6. Frederick Buechner says that a glutton is one who runs to the icebox for a cure to a spiritual malnutrition. That we use our possessions to camouflage a bankrupt emotional and spiritual life. That we seek status and position to camouflage our low self-esteem. We run after anything and everything to camouflage our fear of becoming nothing.
7. The prophet Amos made this charge against the people of Israel:
Amos 6:-5 You lie on beds inlaid with ivory and lounge on your couches. You dine on choice lambs and fattened calves. You strum away on your harps like David and improvise on musical instruments. You drink wine by the bowlful and use the finest lotions, but you do not grieve over the ruin of Joseph.
The nation was in political, and more important yet, spiritual ruin and yet they drank and indulged themselves to excess so they ignored there problems. Like someone who goes to the fridge to get a sandwich or another bottle of beer rather than to deal with the problems in their life. They escape reality but nothing is really changed. To close my eyes top a situation does not take it away.
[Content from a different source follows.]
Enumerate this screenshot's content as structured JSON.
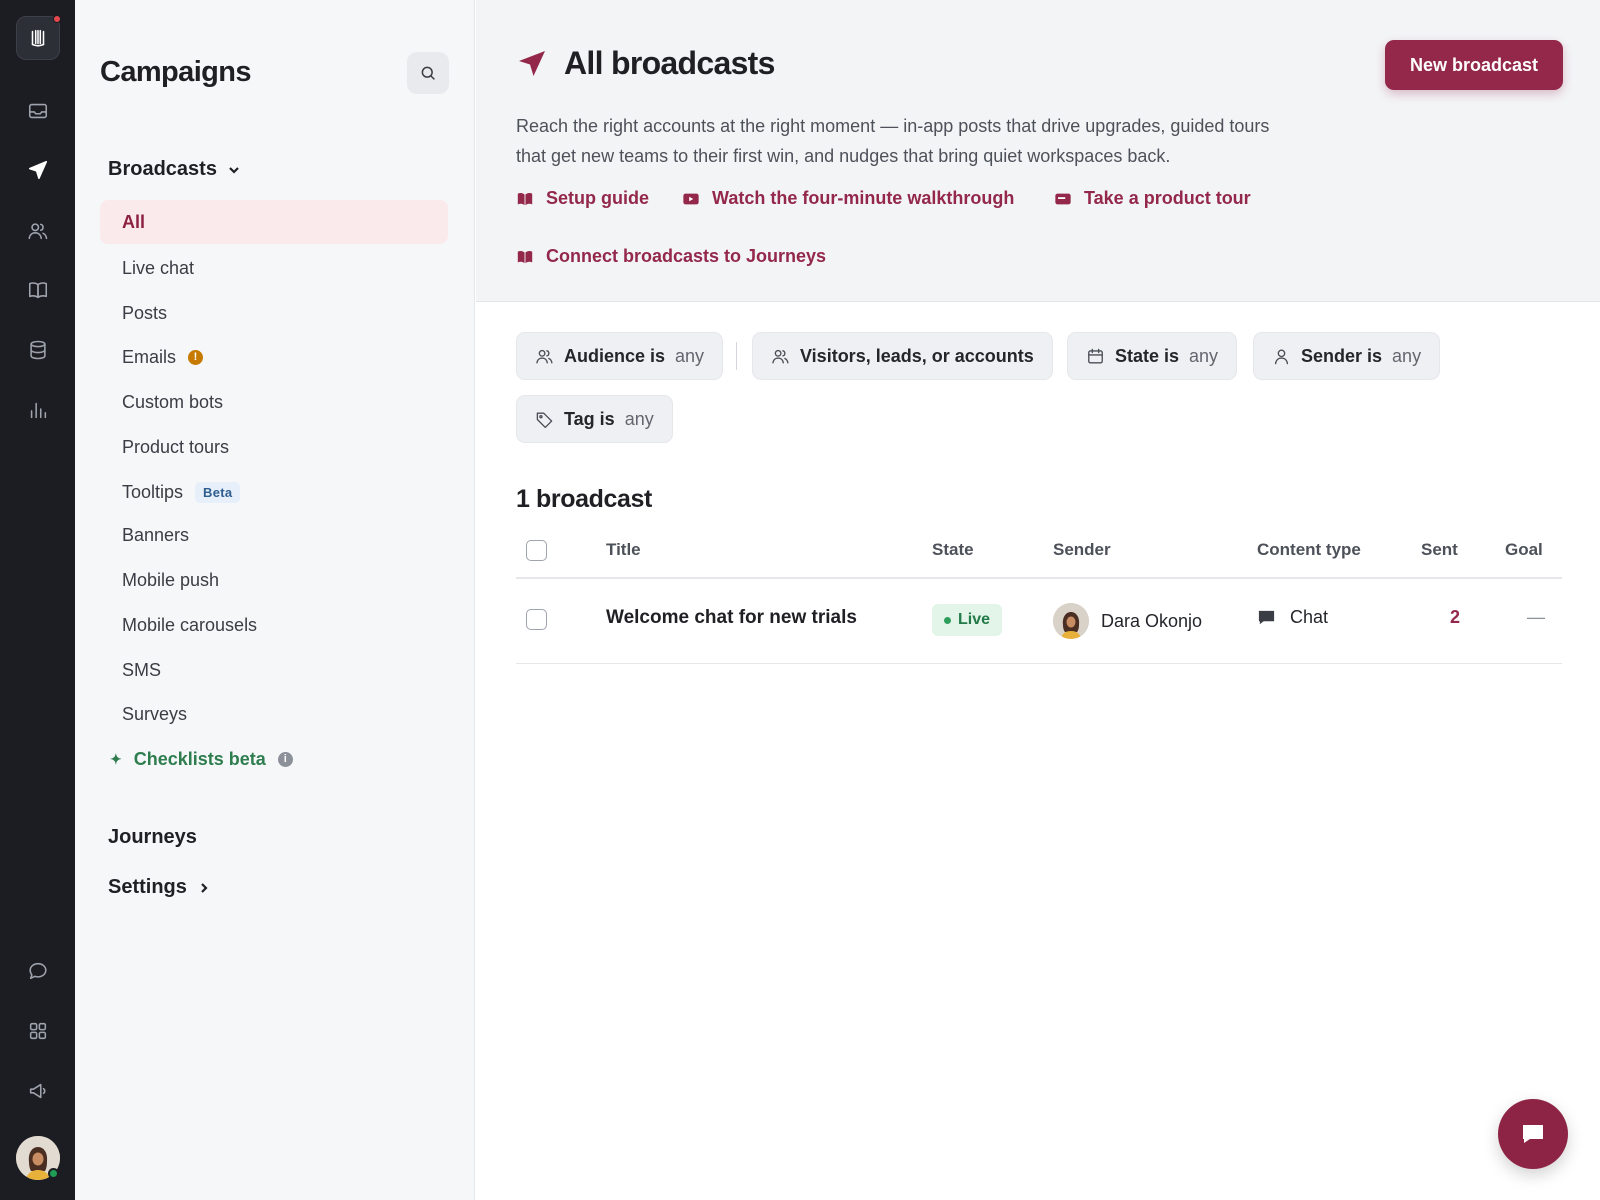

8. What do you crave in life? What do you desire more than anything else? What satisfies your soul's appetite? Is it food, is it drink? Is it work? It is so easy for a man to work long hours to feel important or to escape the problems in his marriage. Is it recognition? is it acceptance? Iis it a sport or hobby you can loose yourself in?
9. So often these things do not seem that bad. In fact these things are gifts from God. God has blessed us with so much food and such a variety of tastes. But we can so easily abuse this gift. We can abuse our talents, our work, our skills, almost anything.
10. And when we do, we see why gluttony is such a terrible sin.
11. For the things we crave are of no lasting value. That's what Solomon discovered as he looked back over his life
Eccl 2:10 I denied myself nothing my eyes desired; I refused my heart no pleasure. My heart took delight in all my work, and this was the reward for all my labor. Yet when I surveyed all that my hands had done and what I had toiled to achieve, everything was meaningless, a chasing after the wind; nothing was gained under the sun.